New Ideas About Race

At the beginning of the transatlantic slave trade, most Europeans would have thought of Africans, if they thought of them at all, as savages because of their eating habits, morals, clothing, and social customs and as barbarians because of their language and methods of war. Despite lingering belief in a Christian Ethiopia under the legendary Prester John, they grouped Africans into the despised categories of pagan heathens and Muslim infidels. Africans were certainly not the only peoples subject to such dehumanizing attitudes. Jews were also viewed as alien people who, like Africans, were naturally sinful and depraved. More generally, elite Europeans were accustomed to viewing the peasant masses as a lower form of humanity. They scornfully compared rustic peasants to dogs, pigs, and donkeys and even reviled the dark skin color peasants acquired while laboring in the sun.22

As Europeans turned to Africa for new sources of slaves, they drew on and developed ideas about Africans’ primitiveness and barbarity to defend slavery and even argue that enslavement benefited Africans by bringing the light of Christianity to heathen peoples. In 1444 an observer defended the enslavement of the first Africans by Portuguese explorers as necessary for their salvation “because they lived like beasts, without any of the customs of rational creatures, since they did not even know what were bread and wine, nor garments of cloth, nor life in the shelter of a house; and worse still was their ignorance, which deprived them of knowledge of good, and permitted them only a life of brutish idleness.”23 Compare this with an early-seventeenth-century Englishman’s complaint that the Irish “be so beastly that they are better like beasts than Christians.”24

Over time, the institution of slavery fostered a new level of racial inequality. In contrast to peasants, Jews, and the Irish, Africans gradually became seen as utterly distinct from and wholly inferior to Europeans. From rather vague assumptions about non-Christian religious beliefs and a general lack of civilization, Europeans developed increasingly rigid ideas of racial superiority and inferiority to safeguard the growing profits gained from plantation slavery. Black skin became equated with slavery itself as Europeans at home and in the colonies convinced themselves that blacks were destined by God to serve them as slaves in perpetuity.
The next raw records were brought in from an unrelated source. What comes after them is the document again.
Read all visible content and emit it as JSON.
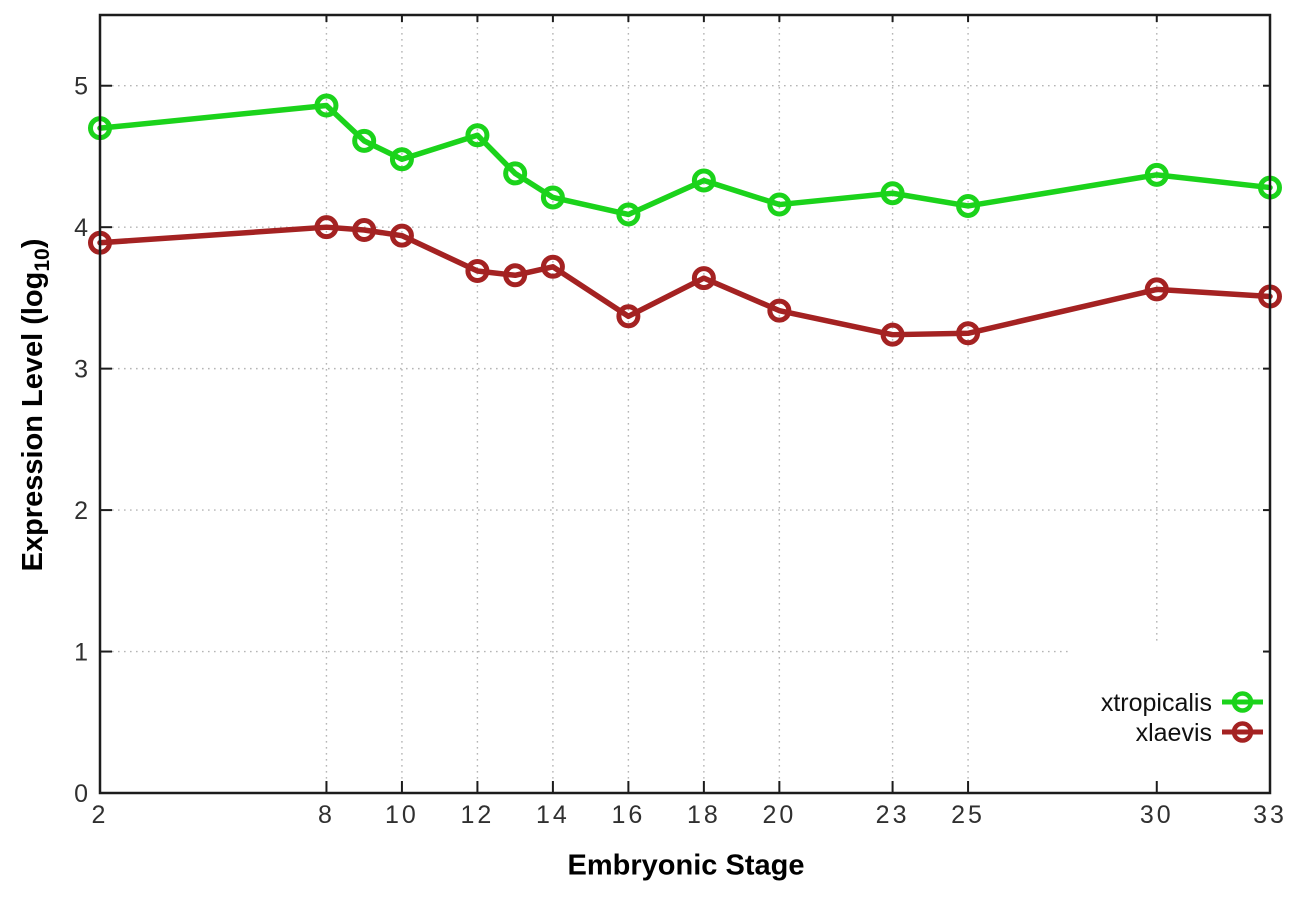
{
  "chart_data": {
    "type": "line",
    "title": "",
    "xlabel": "Embryonic Stage",
    "ylabel": "Expression Level (log10)",
    "ylabel_parts": {
      "main": "Expression Level (log",
      "sub": "10",
      "suffix": ")"
    },
    "x": [
      2,
      8,
      9,
      10,
      12,
      13,
      14,
      16,
      18,
      20,
      23,
      25,
      30,
      33
    ],
    "xticks": [
      2,
      8,
      10,
      12,
      14,
      16,
      18,
      20,
      23,
      25,
      30,
      33
    ],
    "yticks": [
      0,
      1,
      2,
      3,
      4,
      5
    ],
    "xlim": [
      2,
      33
    ],
    "ylim": [
      0,
      5.5
    ],
    "grid": true,
    "marker": "open-circle",
    "legend_position": "inside-bottom-right",
    "series": [
      {
        "name": "xtropicalis",
        "color": "#1bd31b",
        "values": [
          4.7,
          4.86,
          4.61,
          4.48,
          4.65,
          4.38,
          4.21,
          4.09,
          4.33,
          4.16,
          4.24,
          4.15,
          4.37,
          4.28
        ]
      },
      {
        "name": "xlaevis",
        "color": "#a42222",
        "values": [
          3.89,
          4.0,
          3.98,
          3.94,
          3.69,
          3.66,
          3.72,
          3.37,
          3.64,
          3.41,
          3.24,
          3.25,
          3.56,
          3.51
        ]
      }
    ],
    "colors": {
      "grid": "#b5b5b5",
      "border": "#1c1c1c",
      "tick_label": "#303030",
      "legend_text": "#111111",
      "legend_bg": "#ffffff"
    }
  }
}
Support for this belief went back to the Greek philosopher Aristotle’s argument that some people are naturally destined for slavery and to biblical associations between darkness and sin. A more explicit justification was found in the story of Noah’s curse upon Canaan, the son of his own son Ham. According to the Bible, Ham defied Noah’s ban on sexual relations on the ark and further enraged his father by entering his tent and viewing him unclothed. To punish Ham, Noah cursed his son Canaan and all his descendants to be the “servant of servants.” Biblical genealogies listing Ham’s sons as those who peopled North Africa and Cush were read to mean that all inhabitants of those regions bore Noah’s curse. From the sixteenth century onward, defenders of slavery often cited this story as justification for their actions.
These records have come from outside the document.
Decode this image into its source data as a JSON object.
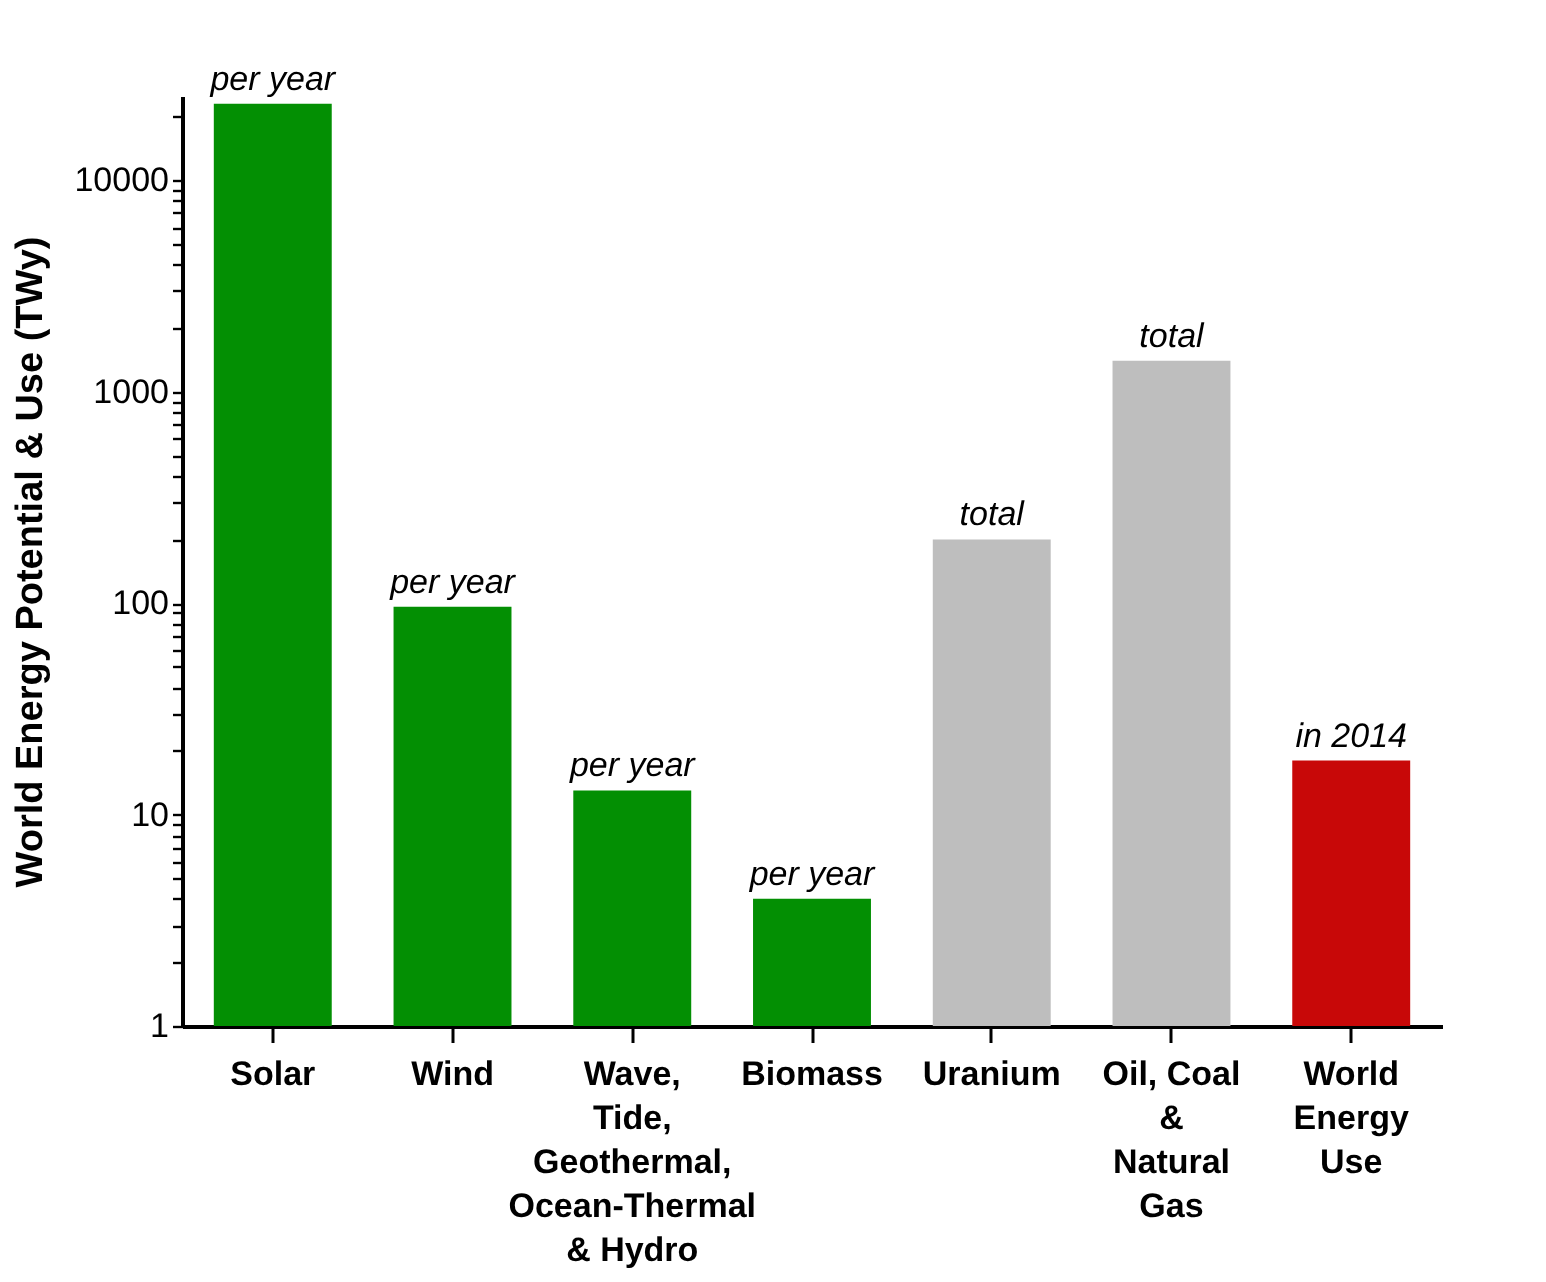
{
  "chart_data": {
    "type": "bar",
    "ylabel": "World Energy Potential & Use  (TWy)",
    "categories": [
      "Solar",
      "Wind",
      "Wave,\nTide,\nGeothermal,\nOcean-Thermal\n& Hydro",
      "Biomass",
      "Uranium",
      "Oil, Coal\n&\nNatural\nGas",
      "World\nEnergy\nUse"
    ],
    "values": [
      23000,
      96,
      13,
      4,
      200,
      1400,
      18
    ],
    "colors": [
      "#038f03",
      "#038f03",
      "#038f03",
      "#038f03",
      "#bebebe",
      "#bebebe",
      "#c80808"
    ],
    "log": "y",
    "ylim": [
      1,
      25000
    ],
    "yticks": [
      1,
      {
        "value": 2,
        "label": null
      },
      {
        "value": 3,
        "label": null
      },
      {
        "value": 4,
        "label": null
      },
      {
        "value": 5,
        "label": null
      },
      {
        "value": 6,
        "label": null
      },
      {
        "value": 7,
        "label": null
      },
      {
        "value": 8,
        "label": null
      },
      {
        "value": 9,
        "label": null
      },
      10,
      {
        "value": 20,
        "label": null
      },
      {
        "value": 30,
        "label": null
      },
      {
        "value": 40,
        "label": null
      },
      {
        "value": 50,
        "label": null
      },
      {
        "value": 60,
        "label": null
      },
      {
        "value": 70,
        "label": null
      },
      {
        "value": 80,
        "label": null
      },
      {
        "value": 90,
        "label": null
      },
      100,
      {
        "value": 200,
        "label": null
      },
      {
        "value": 300,
        "label": null
      },
      {
        "value": 400,
        "label": null
      },
      {
        "value": 500,
        "label": null
      },
      {
        "value": 600,
        "label": null
      },
      {
        "value": 700,
        "label": null
      },
      {
        "value": 800,
        "label": null
      },
      {
        "value": 900,
        "label": null
      },
      1000,
      {
        "value": 2000,
        "label": null
      },
      {
        "value": 3000,
        "label": null
      },
      {
        "value": 4000,
        "label": null
      },
      {
        "value": 5000,
        "label": null
      },
      {
        "value": 6000,
        "label": null
      },
      {
        "value": 7000,
        "label": null
      },
      {
        "value": 8000,
        "label": null
      },
      {
        "value": 9000,
        "label": null
      },
      10000,
      {
        "value": 20000,
        "label": null
      }
    ],
    "annotations": [
      {
        "text": "per year",
        "x": "Solar",
        "y": 23000
      },
      {
        "text": "per year",
        "x": "Wind",
        "y": 96
      },
      {
        "text": "per year",
        "x": "Wave,\nTide,\nGeothermal,\nOcean-Thermal\n& Hydro",
        "y": 13
      },
      {
        "text": "per year",
        "x": "Biomass",
        "y": 4
      },
      {
        "text": "total",
        "x": "Uranium",
        "y": 200
      },
      {
        "text": "total",
        "x": "Oil, Coal\n&\nNatural\nGas",
        "y": 1400
      },
      {
        "text": "in 2014",
        "x": "World\nEnergy\nUse",
        "y": 18
      }
    ],
    "grid": false
  }
}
After 1700 the emergence of new methods of observing and describing nature led to the use of science to define race. Although the term originally referred to a nation or an ethnic group, henceforth “race” would mean biologically distinct groups of people, whose physical differences produced differences in culture, character, and intelligence. Biblical justifications for inequality thereby gave way to supposedly scientific ones.